Paul Gregory | 12 September 2012
Windows Server 2008 introduced the Fine Grained Password Policy feature which allowed different password policies to be deployed against different groups or users within Active Directory. Windows Server 2012 adds a user interface to now manage and monitor these policies.
If you are not familiar with Fine Grained Password Policies I personally see these as a must enable feature for almost all organizations that use Active Directory.
Before Windows Server 2008 only one password policy can exist within an Active Directory domain set against the domain object. If you had users that needed different password polices maybe for security or compliance reasons an additional domain had to be created for those user objects.
This causes a fundamental security issue, How can an organization be secure if the receptionist, the enterprise administrator and a temporary employee are all tide to the same password policy, normally the lowest (read weakest) options come into effect. With Windows Server 2008 password policies can now be attached to any user or group of users, most people ask at this point 'Can I attach a policy to an Organization Unit?' and the answer is no but you can create what we call a shadow group where the members of the OU and the Group are kept the same, and this could be automated using DS commands or PowerShell (maybe another blog coming up).
However in Windows Server 2008 these was no pleasant UI to manage these settings.
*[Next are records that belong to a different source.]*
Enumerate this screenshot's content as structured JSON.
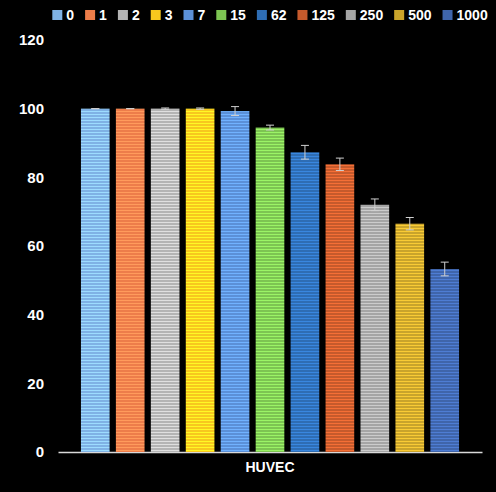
{
  "chart_data": {
    "type": "bar",
    "categories": [
      "HUVEC"
    ],
    "series": [
      {
        "name": "0",
        "color": "#7fb2e5",
        "values": [
          100
        ],
        "errors": [
          0
        ]
      },
      {
        "name": "1",
        "color": "#ed7d4a",
        "values": [
          100
        ],
        "errors": [
          0
        ]
      },
      {
        "name": "2",
        "color": "#b4b4b4",
        "values": [
          100
        ],
        "errors": [
          0.2
        ]
      },
      {
        "name": "3",
        "color": "#f7c81e",
        "values": [
          100
        ],
        "errors": [
          0.2
        ]
      },
      {
        "name": "7",
        "color": "#5b90d8",
        "values": [
          99.3
        ],
        "errors": [
          1.3
        ]
      },
      {
        "name": "15",
        "color": "#7dc552",
        "values": [
          94.5
        ],
        "errors": [
          0.7
        ]
      },
      {
        "name": "62",
        "color": "#2e6db4",
        "values": [
          87.3
        ],
        "errors": [
          2
        ]
      },
      {
        "name": "125",
        "color": "#c65a2c",
        "values": [
          83.8
        ],
        "errors": [
          1.8
        ]
      },
      {
        "name": "250",
        "color": "#a5a5a5",
        "values": [
          72
        ],
        "errors": [
          1.7
        ]
      },
      {
        "name": "500",
        "color": "#c9a42b",
        "values": [
          66.5
        ],
        "errors": [
          1.8
        ]
      },
      {
        "name": "1000",
        "color": "#3f65ab",
        "values": [
          53.3
        ],
        "errors": [
          2
        ]
      }
    ],
    "ylim": [
      0,
      120
    ],
    "yticks": [
      0,
      20,
      40,
      60,
      80,
      100,
      120
    ],
    "grid": false,
    "legend": "top"
  }
}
It was all down through ADSIEDIT or ADUC in a very unfriendly way (PowerShell was also available). With Windows Server 2012 the Fine Grain Password Policies can now be managed using a dedicated UI for this feature. The UI elements have been added like so many other parts to the Active Directory Administrative Center.
One behaviour to always watch for with Fine Grained Password Policies is if you use both policies applied to users and to groups a user will password policy will always override a group password policy.